Außerdem sind durch Corona neue digitale Teilhabemöglichkeiten entstanden und ich sehe die Gefahr, dass Unternehmen jetzt noch seltener für Barrierefreiheit vor Ort sorgen. Wir müssen verhindern, dass der digitale Raum zu einer Art Katzentisch für behinderte Menschen wird, nach dem Motto: “Unsere Räumlichkeit ist nicht barrierefrei, aber du kannst ja online mitmachen.”
SFR: Mit welchen Fragen sollten sich Unternehmen in Zukunft stärker auseinandersetzen? Und welche Möglichkeiten haben Unternehmen, um die Themen Inklusion und Barrierefreiheit voranzutreiben?
RK: Das größte Thema ist Barrierefreiheit. Ab 2025 wird sie im Onlinehandel verpflichtend, darum müssen sich Online-Firmen sowieso damit auseinandersetzen. Aber auch über die Pflicht hinaus sollte man behinderte Menschen bei Produkten und Angeboten mitdenken. Einige der gängigsten Innovationen unserer Zeit (Alexa, Kindle, E-Zahnbürste uvm.) sind als Hilfsmittel für behinderte Menschen entstanden und nun aus der Massenkultur nicht wegzudenken. Wenn man uns als Markt begreift (immerhin machen wir 10 Prozent der Bevölkerung aus), kann man sich als Unternehmen sehr gut positionieren und gleichzeitig Produkte schaffen, von denen alle profitieren. Ein erster Schritt ist immer, Betroffene zu fragen, was sie brauchen oder bei bestehenden Angeboten vermissen und dann das eigene Produkt dementsprechend zu entwerfen oder anzupassen. Und dann muss natürlich auch im Laden auf bauliche Barrierefreiheit geachtet werden. Das tollste Angebot bringt nichts, wenn ich mit meinem Rollstuhl nicht reinkomme.
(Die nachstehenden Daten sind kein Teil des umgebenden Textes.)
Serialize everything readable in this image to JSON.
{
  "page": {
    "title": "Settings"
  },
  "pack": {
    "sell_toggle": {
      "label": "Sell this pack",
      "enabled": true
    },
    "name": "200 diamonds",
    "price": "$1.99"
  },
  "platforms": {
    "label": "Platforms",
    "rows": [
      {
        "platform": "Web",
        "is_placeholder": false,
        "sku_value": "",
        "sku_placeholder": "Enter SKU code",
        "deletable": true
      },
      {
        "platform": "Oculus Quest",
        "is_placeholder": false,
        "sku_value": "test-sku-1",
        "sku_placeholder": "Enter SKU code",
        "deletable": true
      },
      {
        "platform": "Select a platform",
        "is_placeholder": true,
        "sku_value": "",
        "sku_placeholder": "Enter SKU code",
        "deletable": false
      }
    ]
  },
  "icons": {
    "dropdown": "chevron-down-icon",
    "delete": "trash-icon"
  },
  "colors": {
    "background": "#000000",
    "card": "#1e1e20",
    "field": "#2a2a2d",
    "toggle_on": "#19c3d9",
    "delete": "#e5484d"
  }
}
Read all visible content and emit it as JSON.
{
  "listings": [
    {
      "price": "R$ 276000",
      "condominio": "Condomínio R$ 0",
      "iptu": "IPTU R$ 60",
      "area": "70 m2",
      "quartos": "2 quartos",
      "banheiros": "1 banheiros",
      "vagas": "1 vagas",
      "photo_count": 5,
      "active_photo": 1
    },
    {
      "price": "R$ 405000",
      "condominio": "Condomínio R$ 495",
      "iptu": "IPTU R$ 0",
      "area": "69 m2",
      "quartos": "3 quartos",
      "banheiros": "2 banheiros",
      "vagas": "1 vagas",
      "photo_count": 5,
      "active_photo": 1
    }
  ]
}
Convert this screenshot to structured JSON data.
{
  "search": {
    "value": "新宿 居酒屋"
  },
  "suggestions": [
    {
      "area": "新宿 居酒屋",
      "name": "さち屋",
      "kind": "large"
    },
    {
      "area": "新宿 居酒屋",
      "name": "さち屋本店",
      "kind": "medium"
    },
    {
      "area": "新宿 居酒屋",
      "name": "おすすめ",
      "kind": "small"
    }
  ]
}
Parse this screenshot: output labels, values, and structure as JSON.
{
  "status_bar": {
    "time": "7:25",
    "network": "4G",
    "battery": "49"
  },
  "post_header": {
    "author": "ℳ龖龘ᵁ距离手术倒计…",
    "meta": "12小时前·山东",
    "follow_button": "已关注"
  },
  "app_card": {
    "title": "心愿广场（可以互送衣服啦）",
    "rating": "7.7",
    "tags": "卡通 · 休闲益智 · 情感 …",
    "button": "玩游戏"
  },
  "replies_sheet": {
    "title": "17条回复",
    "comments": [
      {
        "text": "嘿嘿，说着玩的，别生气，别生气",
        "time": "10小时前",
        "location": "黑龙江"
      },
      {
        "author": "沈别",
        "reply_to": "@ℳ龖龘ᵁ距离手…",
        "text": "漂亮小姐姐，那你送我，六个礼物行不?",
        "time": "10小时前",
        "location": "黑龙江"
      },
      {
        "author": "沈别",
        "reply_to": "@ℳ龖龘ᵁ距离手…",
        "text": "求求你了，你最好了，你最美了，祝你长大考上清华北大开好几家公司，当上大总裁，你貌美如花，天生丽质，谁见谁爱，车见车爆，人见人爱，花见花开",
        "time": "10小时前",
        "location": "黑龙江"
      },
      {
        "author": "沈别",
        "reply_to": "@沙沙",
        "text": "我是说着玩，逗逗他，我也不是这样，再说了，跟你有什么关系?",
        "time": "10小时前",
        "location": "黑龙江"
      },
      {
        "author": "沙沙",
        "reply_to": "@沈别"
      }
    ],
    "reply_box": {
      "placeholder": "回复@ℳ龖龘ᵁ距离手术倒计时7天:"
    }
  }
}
SFR: Welche Chancen ergeben sich aus Ihrer Sicht aus dem gemeinsamen Beratungsangebot vom Sozialheld*innen e.V. und Scholz & Friends?
RK: Ich sehe die Chance, dass durch unsere Kooperation Menschen mit Behinderung mehr im gesellschaftlichen, unternehmerischen und politischen Bewusstsein auftauchen und ernst genommen werden. Denn das Thema Inklusion geht uns alle früher oder später in unserem Leben etwas an. Jeder Elternteil, der einen Kinderwagen schiebt, freut sich über Rampen genauso, wie ein Mensch im Rollstuhl. Die Sozialheld*innen haben schon einige Projekte auf den Weg gebracht, die auch den Mainstream weiterbringen. Daher hoffe ich, dass wir diese Projekte gemeinsam ausbauen und ins allgemeine Bewusstsein befördern können. Oft passieren Veränderungen nicht durch einzelne Projekte und Öffentlichkeitsarbeit, die Politik muss mitziehen. Daher hoffe ich, dass in Zukunft Barrierefreiheit und Inklusion auch in der Privatwirtschaft verpflichtend werden, so dass wir echter Teilhabe und Inklusion einen großen Schritt näherkommen.